Bacaksız, “Refik Saydam Hıfzıssıhha Merkezi, ülkemizin bulaşıcı hastalıklarla mücadelesinde aşı ve serum üreterek, tıbbi tahlil laboratuvarlarının geliştirilmesiyle hastaların teşhis ve tedavisine destek olarak, ilaç kontrol laboratuvarları ile standartlara uygun ilaç üretimini teşvik ederek, analitik toksikoloji laboratuvarlarının ve zehir danışma merkezinin oluşturulmasıyla halk sağlığının korunmasına katkıda bulunmuştur.

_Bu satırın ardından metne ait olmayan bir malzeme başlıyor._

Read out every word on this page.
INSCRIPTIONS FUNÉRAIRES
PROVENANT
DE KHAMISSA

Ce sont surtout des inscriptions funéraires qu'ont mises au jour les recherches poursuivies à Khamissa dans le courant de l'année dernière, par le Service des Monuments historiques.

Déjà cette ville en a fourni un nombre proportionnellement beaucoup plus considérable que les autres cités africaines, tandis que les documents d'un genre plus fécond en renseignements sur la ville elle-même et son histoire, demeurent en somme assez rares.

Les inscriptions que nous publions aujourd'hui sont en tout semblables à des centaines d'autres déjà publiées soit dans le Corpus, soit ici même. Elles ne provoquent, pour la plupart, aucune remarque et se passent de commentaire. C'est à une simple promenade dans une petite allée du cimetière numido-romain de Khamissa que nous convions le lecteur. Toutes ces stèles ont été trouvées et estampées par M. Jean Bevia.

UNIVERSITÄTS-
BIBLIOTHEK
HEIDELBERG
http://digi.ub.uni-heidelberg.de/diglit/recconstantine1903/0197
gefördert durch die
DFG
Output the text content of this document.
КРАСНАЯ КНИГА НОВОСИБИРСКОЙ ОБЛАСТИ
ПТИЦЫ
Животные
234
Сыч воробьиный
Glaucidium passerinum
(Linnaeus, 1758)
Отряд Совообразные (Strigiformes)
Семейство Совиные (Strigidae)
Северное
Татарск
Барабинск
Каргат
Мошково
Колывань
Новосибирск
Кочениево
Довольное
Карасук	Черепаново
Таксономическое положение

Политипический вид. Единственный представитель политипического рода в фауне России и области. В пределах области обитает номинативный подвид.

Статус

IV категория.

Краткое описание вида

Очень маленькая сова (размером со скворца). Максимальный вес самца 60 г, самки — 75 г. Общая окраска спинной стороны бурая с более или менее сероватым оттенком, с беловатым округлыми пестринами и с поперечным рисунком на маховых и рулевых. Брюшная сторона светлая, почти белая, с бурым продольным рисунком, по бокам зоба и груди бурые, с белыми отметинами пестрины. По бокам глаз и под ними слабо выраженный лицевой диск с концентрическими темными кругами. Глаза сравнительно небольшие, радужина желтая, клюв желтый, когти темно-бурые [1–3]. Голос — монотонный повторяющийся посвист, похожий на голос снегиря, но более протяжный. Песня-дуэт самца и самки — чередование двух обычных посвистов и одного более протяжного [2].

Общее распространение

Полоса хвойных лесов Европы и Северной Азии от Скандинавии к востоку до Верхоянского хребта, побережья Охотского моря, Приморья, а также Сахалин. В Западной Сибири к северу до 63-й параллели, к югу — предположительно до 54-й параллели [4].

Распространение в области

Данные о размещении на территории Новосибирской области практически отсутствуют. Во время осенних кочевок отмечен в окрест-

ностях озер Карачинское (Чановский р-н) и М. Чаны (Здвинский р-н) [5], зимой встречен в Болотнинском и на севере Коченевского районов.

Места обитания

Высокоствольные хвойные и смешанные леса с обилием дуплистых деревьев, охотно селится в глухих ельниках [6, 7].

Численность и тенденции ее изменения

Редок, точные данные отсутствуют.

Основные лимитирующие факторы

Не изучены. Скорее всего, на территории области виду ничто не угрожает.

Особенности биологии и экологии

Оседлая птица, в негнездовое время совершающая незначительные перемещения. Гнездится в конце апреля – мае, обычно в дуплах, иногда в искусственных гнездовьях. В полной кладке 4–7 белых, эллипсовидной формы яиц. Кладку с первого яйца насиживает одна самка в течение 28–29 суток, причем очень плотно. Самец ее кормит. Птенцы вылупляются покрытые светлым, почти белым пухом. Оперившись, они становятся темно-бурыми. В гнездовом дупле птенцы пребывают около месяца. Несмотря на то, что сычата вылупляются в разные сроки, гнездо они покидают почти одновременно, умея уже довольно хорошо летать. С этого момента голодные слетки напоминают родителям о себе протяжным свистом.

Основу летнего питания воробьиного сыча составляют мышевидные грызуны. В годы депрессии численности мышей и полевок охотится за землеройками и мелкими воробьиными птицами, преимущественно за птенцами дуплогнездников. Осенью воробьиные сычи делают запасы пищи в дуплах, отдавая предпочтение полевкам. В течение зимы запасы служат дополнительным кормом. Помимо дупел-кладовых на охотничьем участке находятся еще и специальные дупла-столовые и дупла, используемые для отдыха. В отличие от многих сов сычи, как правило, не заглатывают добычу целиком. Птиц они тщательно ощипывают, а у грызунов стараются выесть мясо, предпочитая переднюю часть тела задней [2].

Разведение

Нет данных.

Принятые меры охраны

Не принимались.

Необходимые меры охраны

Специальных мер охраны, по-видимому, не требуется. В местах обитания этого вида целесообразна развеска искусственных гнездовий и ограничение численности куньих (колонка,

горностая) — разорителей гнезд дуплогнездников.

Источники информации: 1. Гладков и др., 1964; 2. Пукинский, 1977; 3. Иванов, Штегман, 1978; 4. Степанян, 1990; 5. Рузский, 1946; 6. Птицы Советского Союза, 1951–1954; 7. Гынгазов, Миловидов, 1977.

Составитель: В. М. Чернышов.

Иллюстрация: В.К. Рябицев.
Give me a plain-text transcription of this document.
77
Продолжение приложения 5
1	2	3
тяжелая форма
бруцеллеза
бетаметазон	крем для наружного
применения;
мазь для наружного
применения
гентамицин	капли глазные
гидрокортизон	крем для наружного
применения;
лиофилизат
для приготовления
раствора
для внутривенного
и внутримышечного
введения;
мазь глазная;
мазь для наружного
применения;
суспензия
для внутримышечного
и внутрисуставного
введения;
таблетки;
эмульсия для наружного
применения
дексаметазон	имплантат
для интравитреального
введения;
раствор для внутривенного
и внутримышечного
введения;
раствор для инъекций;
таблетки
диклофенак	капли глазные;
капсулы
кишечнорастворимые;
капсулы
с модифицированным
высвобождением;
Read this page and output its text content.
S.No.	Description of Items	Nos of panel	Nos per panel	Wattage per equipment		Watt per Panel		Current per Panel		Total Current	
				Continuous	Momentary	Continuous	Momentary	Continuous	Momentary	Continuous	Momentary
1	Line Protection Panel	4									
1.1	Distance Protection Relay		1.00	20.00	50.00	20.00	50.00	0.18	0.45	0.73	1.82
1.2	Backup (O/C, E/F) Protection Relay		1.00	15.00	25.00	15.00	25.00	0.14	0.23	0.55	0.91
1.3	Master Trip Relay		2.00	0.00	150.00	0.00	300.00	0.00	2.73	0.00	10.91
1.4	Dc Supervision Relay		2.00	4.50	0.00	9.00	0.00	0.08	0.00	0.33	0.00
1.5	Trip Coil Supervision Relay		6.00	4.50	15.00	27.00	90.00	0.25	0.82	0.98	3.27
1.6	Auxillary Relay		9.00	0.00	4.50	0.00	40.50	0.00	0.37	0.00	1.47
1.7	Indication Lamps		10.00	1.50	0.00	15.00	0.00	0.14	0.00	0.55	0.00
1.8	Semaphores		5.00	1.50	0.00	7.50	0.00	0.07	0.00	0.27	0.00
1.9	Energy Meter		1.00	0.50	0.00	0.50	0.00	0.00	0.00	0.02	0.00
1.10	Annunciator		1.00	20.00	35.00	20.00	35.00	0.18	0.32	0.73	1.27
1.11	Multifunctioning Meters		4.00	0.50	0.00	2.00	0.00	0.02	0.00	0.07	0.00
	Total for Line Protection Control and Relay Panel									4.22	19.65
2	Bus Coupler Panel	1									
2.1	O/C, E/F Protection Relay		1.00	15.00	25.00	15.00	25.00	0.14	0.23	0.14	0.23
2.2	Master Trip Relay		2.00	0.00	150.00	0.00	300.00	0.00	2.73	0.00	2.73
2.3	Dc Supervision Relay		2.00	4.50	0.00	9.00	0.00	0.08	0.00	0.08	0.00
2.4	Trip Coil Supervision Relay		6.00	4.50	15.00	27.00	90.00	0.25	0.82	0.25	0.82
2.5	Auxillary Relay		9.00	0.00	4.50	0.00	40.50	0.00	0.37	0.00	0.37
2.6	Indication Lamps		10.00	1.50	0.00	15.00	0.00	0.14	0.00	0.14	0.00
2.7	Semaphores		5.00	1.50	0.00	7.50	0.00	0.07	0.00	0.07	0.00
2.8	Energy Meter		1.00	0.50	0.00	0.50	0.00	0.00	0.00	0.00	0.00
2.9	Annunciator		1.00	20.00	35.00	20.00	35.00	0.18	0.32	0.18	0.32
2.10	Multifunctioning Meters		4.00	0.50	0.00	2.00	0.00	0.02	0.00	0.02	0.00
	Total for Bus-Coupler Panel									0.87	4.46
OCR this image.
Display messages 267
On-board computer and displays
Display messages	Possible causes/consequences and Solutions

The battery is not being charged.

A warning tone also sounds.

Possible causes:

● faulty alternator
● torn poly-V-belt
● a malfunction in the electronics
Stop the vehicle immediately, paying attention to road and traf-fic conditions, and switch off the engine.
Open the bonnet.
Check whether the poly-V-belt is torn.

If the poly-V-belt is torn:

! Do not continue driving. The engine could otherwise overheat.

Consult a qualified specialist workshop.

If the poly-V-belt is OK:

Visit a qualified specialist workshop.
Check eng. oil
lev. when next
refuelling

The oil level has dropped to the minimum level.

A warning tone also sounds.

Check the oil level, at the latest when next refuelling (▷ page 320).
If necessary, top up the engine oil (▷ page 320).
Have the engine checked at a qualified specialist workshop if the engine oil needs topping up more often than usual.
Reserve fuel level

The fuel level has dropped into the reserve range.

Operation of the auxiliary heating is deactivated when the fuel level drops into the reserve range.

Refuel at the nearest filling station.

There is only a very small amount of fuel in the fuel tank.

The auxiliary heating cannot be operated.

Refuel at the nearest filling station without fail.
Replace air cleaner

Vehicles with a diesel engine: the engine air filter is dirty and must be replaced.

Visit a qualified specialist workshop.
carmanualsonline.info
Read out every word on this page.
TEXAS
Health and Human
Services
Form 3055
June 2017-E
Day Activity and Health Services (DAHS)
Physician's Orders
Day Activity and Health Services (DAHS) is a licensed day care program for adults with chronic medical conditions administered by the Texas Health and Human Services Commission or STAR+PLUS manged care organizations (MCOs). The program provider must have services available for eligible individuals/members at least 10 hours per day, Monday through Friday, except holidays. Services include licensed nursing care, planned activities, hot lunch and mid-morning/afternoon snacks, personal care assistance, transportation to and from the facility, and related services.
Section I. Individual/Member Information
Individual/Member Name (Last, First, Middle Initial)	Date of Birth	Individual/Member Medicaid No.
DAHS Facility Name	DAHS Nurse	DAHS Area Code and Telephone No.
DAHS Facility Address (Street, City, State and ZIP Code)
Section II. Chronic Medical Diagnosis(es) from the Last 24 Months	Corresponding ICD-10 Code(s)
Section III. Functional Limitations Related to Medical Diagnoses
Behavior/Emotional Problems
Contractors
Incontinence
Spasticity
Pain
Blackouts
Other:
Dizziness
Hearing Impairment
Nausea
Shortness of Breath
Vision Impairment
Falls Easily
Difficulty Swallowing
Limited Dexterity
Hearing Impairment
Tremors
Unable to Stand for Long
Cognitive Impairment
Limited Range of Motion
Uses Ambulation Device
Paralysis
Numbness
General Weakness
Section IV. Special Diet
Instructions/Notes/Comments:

Merkezin toplum sağlığının korunmasına katkı sunabilmesi için yeniden bağımsız yapısına kavuşturularak ivedilikle faaliyete geçirilmesi gerekmektedir” dedi.

Bacaksız, özetle şunları söyledi: “Kurumun yeniden faaliyete geçirilmesindeki ihtiyaç yalnızca Covid-19 pandemisi ile sınırlı olmayıp ülkemizin gelecekte karşı karşıya kalabileceği tüm bulaşıcı hastalıklar bakımından da önem arz etmektedir. Refik Saydam Hıfzıssıhha Merkezi’nin yeniden bağımsız bir kurum haline getirilerek faaliyete geçirilmesini sağlamak amacıyla yapılacak yasal düzenleme ile ilgili bir çalışma grubu oluşturulması önem arz etmektedir.”